High chi on the catwalk
As the Lakme India Fashion Week edges closer, ANUJ KUMAR sneaks a peek at the plans of some well-known designer labels and finds traditional crafts catapulted into haute couture... .
CHI IS the word that you should add to your fashion idiolect if energy epitomises your style statement. The Ashima-Leena label is coming up with Chi - an orient fusion collection in the Lakme India Fashion Week (LIFW) to rev up the monotony of East meets West collections.
Leena Singh terms the collection as refreshing, a step beyond their famed traditional designs with immaculate embroidery and appliqué work. "We have used finest quality Chinese crepes and georgette and satins balanced with fine textured organza and silk", claims Leena.
The colour palette ranges from blue and turquoise to lime green, beige and gold, highlighting the Eastern appeal of the garments. Leena assures that while using asymmetric fronts and colours in the ensembles, care has been taken that the designs should be appropriate for every body type. The silhouettes have been borrowed from monks' cloaks, adding a Zen touch to the collection.

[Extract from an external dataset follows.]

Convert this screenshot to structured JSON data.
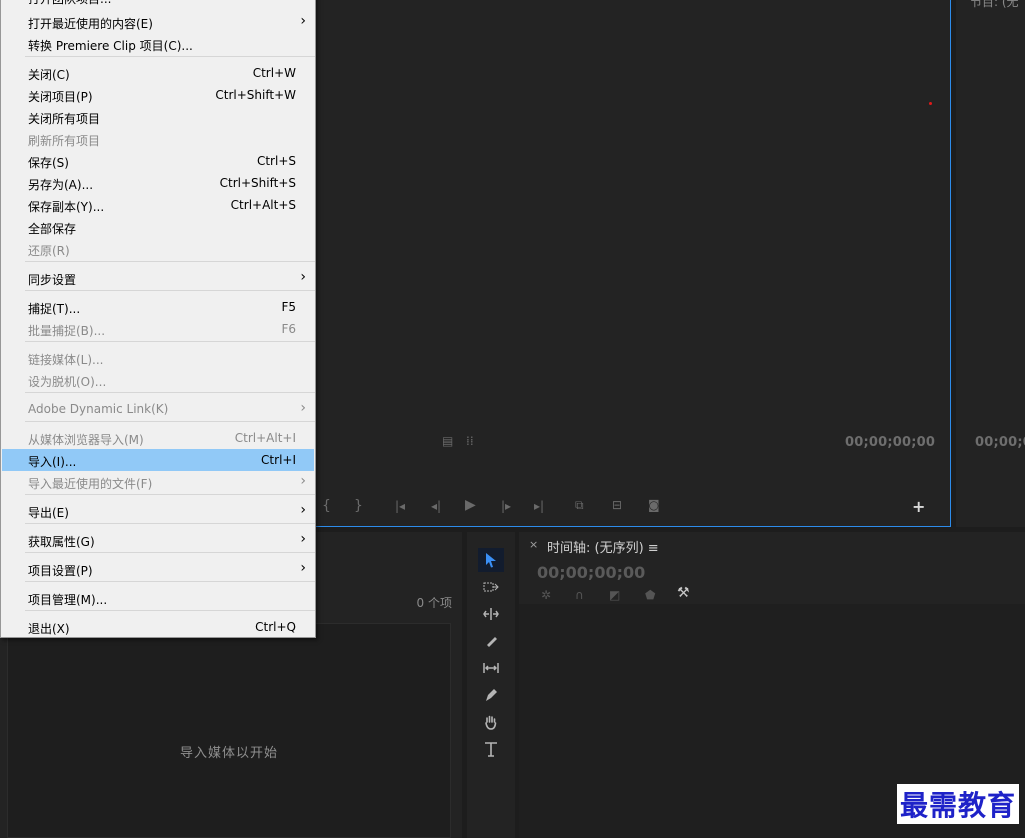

Ivory, zari, intricate embroidery and appliqué, which combine to form the duo's signature touch have found their place in Chi as well, but with a difference. For instance, appliqué is highlighted with miniature bamboos, and sombre patches of silk have been used to create a spice route mix. Swarovski and French knots play their usual part but they are skilfully juxtaposed with motifs.
Leena, who is on the board of the Fashion Design Council of India, describes the LIFW as a great step towards putting India on the fashion map of the world. "LIFW is a platform which has catapulted fashion into a serious business in India."
Look forward to July 23 when the duo will invigorate your looks.
ON THE same day, another Delhi based designer - Niki Mahajan, whose constant endeavour has been to nurture the umbilical relationship between the grassroots art and high fashion - is showcasing five lines to satiate your urge to be in vogue. So if there are structured coordinates with patterns in beige and shimmering silver on georgette and dupion fabric in the Geometrics line, there are saris with Indian motifs enhanced by mirrors in chiffons, knits and georgettes in Linear to raise your style axis. Lime is the aroma in Citrus, with Victorian floral printed patterns on tights and trousers.
"I have named the collection Bohemian for its largely gypsy look. Overall the collection, following the market trend, has a Western aroma with a whiff of Indian taste in the form of saris. But each sari has to pass through ten to twelve stages, which include thread work, embroidery, printing, mirror work before draping an hourglass figure," says Niki.
She considers the variety of prints in her work as her forte. "From hand block printing to vegetable dyes and customised tie-and-dye, I have used all on fabric which is principally georgette. For trousers I have used French dupion, because of its nice fall."
Regarding LIFW Niki believes that the fashion festival has generated awareness among the designers about the mammoth retail bazaar in India. "There is no point in searching for Western shores leaving the massive middle class market untapped."
Passionate about tapping a Western look on Indian soil, net a Niki outfit.
ANOTHER DESIGNER duo, Mona Lamba and Pali Sachdev are busy in celebrating life - the words that define their style avowal this LIFW. Sharing some information about their Monapali label, Mona says: "This time our collection has tribal influence with traditional Punjabi Phulkari and Bagh embroidery."
To create the tribal tang, the Kolkata-based team has used heavy mirror work, fine beads and ethnic embroidery, making fabric a non-issue for selection. Mona apprises that they are showcasing saris, kurtis, sarongs, salwars, skirts and shorts using a bright palette, with colours like red, green and silver to set the ramp on fire.
"Overall the look is fusion. We have created long skirts with less gheras, which are a neat departure from traditional lehengas, but the use of heavy embroidery, prints and embellishment keeps the conventional appeal intact."
She feels that the LIFW has made the designers realise the importance of marketing their work. "In the pursuit of creativity we tend to neglect the business element of the fashion industry." She supports hiring of agencies to market the designer creations, but as of now she has no concrete plans as far as her label is concerned.
Meanwhile, in a related development, Liberty Shoes Limited has added horsepower to the fashion bandwagon as the new associate sponsor of the Lakme India Fashion Week 2003. Liberty will be showcasing its international range of lifestyle products for this winter through an exclusive fashion show - "Liberty Revolution".
The fashion fever is soaring and the only remedy is to keep abreast with the latest.